Mucho más allá que transmitir un mensaje legible, la fotografía documental puede incitar a reconocer lo crucial que es cuestionar nuestros valores individuales y colectivos, definirnos (en relación al pasado, el presente y el futuro), y posicionarnos frente a las utopías, ambigüedades, contradicciones, mentiras, y los impases de la realidad europea. Sobre todo, el género documental es capaz de despertar consciencia sobre el modo en que estamos interconectados y somos interdependientes.

Es cierto: no seremos lo que fuimos pero podemos ser algo distinto y tal vez mejor, no necesariamente peor.

Más allá de ser testigos, hoy nos toca asumir como ciudadanos nuestra responsabilidad generacional y pasar a la acción tras la reflexión, tanto a nivel individual como colectivo, de cuestionarnos e inspirar la reinvención de nuestra identidad aspirando a un pluralismo dentro del nuevo cosmopolitismo.

Amplia y variada en sus manifestaciones y lenguajes documentales, esta próxima edición de DOCfield16 apela a tomar consciencia de nuestra identidad y valores. Igual que las ediciones anteriores, se construirá alrededor de una programación sólida y contundente de exposiciones, proyecciones y programas educativos. A la vez, se lanza con la intención añadida de establecer alianzas y sinergias con otros festivales, colectivos y plataformas europeas, impulsando una reflexión transnacional constructiva y crítica acerca de lo que somos y lo que podemos llegar a ser: los europeos del futuro.

Natasha Christia | Directora artística DOCfield>16Natasha Christia

 

Natasha Christia (Atenas, 1976) es una comisaria, escritora, y docente independiente establecida en Barcelona. Complementa su actividad como consultora de colecciones y como marchante especializada en fotografía y fotolibros.

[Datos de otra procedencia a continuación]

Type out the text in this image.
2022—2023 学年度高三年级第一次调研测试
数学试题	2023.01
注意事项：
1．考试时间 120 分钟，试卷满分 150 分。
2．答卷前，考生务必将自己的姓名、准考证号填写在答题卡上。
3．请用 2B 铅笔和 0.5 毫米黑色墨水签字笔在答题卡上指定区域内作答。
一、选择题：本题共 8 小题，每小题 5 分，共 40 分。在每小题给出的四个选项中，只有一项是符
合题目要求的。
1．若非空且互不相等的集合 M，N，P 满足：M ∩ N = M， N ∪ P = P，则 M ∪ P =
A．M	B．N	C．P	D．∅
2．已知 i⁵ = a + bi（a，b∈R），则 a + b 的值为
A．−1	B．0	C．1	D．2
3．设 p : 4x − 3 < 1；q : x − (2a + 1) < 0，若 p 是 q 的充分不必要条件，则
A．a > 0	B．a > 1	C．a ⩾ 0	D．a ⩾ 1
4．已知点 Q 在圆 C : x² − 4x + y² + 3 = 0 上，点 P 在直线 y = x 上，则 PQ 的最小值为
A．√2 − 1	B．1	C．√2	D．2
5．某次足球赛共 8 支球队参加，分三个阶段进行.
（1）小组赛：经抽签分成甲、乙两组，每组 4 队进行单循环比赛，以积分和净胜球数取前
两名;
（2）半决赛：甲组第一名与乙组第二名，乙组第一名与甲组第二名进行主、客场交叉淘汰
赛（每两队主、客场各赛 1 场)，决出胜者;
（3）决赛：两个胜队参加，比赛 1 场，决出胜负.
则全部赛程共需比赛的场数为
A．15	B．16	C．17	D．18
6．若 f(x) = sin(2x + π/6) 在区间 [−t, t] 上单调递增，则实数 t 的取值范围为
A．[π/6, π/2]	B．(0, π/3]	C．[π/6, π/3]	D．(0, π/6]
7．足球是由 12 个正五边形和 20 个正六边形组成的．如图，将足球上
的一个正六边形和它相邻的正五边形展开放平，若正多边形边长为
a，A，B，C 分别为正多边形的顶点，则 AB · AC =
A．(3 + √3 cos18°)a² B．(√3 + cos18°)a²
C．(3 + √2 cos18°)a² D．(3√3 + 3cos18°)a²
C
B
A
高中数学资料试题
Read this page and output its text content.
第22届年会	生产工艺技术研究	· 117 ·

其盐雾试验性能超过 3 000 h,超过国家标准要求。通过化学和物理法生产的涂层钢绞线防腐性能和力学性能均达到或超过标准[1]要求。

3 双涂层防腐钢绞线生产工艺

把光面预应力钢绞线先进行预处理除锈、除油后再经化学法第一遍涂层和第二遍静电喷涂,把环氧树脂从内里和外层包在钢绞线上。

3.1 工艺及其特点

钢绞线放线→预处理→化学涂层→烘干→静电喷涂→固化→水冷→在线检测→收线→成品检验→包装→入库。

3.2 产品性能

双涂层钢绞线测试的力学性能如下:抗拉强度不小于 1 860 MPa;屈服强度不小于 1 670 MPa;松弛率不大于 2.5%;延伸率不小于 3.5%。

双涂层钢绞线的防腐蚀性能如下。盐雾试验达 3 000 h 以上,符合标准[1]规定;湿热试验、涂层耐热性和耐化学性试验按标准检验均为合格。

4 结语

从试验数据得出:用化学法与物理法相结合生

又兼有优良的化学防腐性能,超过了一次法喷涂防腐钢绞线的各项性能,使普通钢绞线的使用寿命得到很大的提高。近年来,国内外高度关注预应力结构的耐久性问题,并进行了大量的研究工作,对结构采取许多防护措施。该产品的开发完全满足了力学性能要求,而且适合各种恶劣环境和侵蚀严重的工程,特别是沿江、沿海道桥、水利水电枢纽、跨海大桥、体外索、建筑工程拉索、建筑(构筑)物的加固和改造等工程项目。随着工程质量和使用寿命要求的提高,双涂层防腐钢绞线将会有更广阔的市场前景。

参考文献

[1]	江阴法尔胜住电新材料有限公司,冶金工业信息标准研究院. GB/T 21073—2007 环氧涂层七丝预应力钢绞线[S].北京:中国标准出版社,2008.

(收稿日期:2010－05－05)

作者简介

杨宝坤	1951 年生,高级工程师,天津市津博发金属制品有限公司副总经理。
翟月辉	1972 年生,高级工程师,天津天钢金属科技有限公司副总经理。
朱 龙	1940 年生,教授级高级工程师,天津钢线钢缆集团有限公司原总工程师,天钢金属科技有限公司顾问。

Su investigación se centra en la exploración y la reinvención de los relatos dominantes por medio de una lectura novedosa de las colecciones archivísticas, de la intersección de fotografía, cine y fotolibros, y del diálogo entre la fotografía de vanguardia del siglo XX y las manifestaciones contemporáneas etiquetadas como «Postfotografía». Su inclinación por la «excavación» en el pasado se debe a su diverso currículum académico en historia del arte, cine y edición.

Como miembro del grupo de investigación Arqueologia del Punt de Vista, diseña proyectos teóricos y audiovisuales que implican el estudio y recuperación de testimonios, documentos y tecnologías del pasado. Entre 2005 y 2014 fue la directora artística de la galería Kowasa, de Barcelona, donde comisarió más de setenta exposiciones y diseñó proyectos relacionados con la fotografía artística y el mercado de los libros fotográficos independientes.

Desde 2005 Natasha es profesora de fotografía en diversos centros de España y de otros países. Paralelamente escribe artículos de crítica fotográfica de forma habitual en publicaciones internacionales como 1000 Words y Aperture Photobook Review, y en libros de autores como Regine Petersen (Find a Fallen Star, Kehrer Verlag, 2015). Fue también la editora invitada al OjodePez 41: Self Calling y de Read or die Independent Publishing Fair (The Folio Club).

Entre sus proyectos de comisariado destacan Refotografiar Barcelona con Mark Klett (Arxiu Fotogràfic de Barcelona, 2012, exposición co-comisariada con Ricard Martínez), Mark Klett: Time Studies (Galería Tagomago, 2012), Apropiaciones de Barcelona: Archivos y colecciones de Jordi Barón Santiago Garcés y Santos Montes, (DOCfield>14) y Self (Galería H2o, 2014).